If one operates off of the premise that debt can only be reduced through long-term economic growth, then increasing revenue should be the top priority. In the situation of the United States, the major economic barrier continues to be the high level of unemployment. With an economy that thrives on consumption, increasing the employment rate is a necessity for economic growth. When enduring cyclical unemployment, in which core inflation is low and the quantity of the work force exceeds the amount of jobs available, the issue lies on the demand side. There are several strong yet complex remedies to fix the unemployment issue.

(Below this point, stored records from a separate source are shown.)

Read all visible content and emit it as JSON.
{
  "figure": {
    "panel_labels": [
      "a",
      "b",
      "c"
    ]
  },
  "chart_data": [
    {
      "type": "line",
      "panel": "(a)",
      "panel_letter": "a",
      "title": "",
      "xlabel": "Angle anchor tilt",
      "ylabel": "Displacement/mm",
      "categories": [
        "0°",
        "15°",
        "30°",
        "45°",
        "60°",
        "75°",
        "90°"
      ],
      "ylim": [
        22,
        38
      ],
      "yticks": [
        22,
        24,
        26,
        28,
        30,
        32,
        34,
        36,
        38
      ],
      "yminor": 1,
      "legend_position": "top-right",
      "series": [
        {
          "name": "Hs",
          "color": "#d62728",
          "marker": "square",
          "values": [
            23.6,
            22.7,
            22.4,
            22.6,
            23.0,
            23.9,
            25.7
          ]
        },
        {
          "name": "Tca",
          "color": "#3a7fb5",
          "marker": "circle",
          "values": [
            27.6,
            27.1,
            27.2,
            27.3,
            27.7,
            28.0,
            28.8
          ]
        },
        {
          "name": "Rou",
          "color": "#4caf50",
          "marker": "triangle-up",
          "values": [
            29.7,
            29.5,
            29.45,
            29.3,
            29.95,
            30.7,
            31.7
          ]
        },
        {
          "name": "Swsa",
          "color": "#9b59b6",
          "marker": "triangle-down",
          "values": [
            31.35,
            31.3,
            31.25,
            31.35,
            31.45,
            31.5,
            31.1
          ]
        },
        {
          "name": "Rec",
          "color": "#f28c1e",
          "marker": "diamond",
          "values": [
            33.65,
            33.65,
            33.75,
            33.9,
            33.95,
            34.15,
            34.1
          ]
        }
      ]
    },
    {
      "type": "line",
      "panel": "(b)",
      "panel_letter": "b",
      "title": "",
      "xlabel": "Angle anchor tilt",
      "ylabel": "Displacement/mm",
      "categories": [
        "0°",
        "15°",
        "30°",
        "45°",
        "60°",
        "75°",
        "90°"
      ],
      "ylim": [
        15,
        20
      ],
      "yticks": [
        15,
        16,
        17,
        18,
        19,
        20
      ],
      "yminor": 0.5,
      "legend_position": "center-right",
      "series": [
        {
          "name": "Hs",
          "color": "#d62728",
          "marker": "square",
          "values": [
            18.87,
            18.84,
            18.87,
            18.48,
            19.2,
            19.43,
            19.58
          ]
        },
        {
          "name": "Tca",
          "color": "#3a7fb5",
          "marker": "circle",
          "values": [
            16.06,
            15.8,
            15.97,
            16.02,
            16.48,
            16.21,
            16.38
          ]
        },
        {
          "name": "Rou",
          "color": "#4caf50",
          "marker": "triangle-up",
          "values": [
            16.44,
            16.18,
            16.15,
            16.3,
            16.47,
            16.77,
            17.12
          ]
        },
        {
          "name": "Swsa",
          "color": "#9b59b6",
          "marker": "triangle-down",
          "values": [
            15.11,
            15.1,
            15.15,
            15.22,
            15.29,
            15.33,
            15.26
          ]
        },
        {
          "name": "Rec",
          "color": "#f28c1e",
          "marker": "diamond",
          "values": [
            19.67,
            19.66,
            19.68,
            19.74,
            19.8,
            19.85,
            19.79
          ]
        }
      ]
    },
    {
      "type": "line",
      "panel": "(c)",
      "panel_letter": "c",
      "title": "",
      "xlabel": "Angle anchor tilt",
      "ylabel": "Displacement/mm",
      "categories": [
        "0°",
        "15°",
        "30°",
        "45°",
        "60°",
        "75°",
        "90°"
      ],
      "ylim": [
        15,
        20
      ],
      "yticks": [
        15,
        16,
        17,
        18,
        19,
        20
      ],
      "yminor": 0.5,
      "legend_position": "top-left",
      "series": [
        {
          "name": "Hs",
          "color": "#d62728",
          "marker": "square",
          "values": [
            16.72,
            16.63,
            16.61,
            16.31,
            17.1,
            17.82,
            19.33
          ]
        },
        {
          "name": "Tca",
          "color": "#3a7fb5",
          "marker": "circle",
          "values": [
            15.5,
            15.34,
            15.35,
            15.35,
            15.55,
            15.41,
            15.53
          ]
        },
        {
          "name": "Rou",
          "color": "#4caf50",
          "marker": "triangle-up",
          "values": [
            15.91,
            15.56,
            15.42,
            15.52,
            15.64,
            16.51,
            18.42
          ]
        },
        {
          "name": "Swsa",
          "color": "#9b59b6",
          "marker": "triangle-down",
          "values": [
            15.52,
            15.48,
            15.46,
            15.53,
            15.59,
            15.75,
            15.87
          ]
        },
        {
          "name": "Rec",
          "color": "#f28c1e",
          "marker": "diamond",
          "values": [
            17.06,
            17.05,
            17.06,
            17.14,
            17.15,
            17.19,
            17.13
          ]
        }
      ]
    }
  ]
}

As stated earlier, those who can best increase demand are those who are most likely to spend. Therefore, those who earn the least should receive the greatest boost through government policies (tax cuts, minimum wage, welfare), as they represent the greatest amount of people and are best equipped to increase demand. The expansion of the amount of the monetary flow will generate a higher rate of inflation, yet that higher rate of inflation may cause weaker, cheaper United States goods to become more valuable overseas. China was against the United States using quantitative easing because they have a foreign trade surplus, whereas the United States has a foreign trade deficit. While not the crux of the United States economy, an increase in foreign trade may cause for positive growth. Wars have been proven to end recessions as they pay off great amounts of debt and require large military orders in brief periods of time.
While government spending may be unpopular with the American public, the 2008 financial crisis was caused by overextension solely in the private sector. Most of the financial meltdowns across Europe were a results of private debt, with exceptions such as Greece. While many view gargantuan spending as dangerous, the problems that may occur are completely dependent on the party that is creating the debt. The United States government understands and is able to fully anticipate the consequences of amassing debt, as compared to a public individual. The idea that debt is self-borrowed is ludicrous, as one's debt is always another's asset. When a financial crisis reaches the level of the current global spending, government spending is imperative as is increasing the gradual tax rate. In the case of the private sector, Deleveraging is cyclical and if decline in debtors spending drops the more deleveraging shock occurs.
Investing will be slow for United States investors for a couple more years, unless the Federal Reserve acts courageously and utilizes the quantitative easing tool. Several rounds of quantitative easing would be necessary to expedite a slow recovery with a U-shaped bottom. Short-term CD's and consumer staples are advisable in the near future. Despite warnings from the "bond vigilantes," Treasuries may still be a good purchase over the next couple of years. Until corporations feel comfortable enough to start expanding operations and infrastructure, growth will be limited.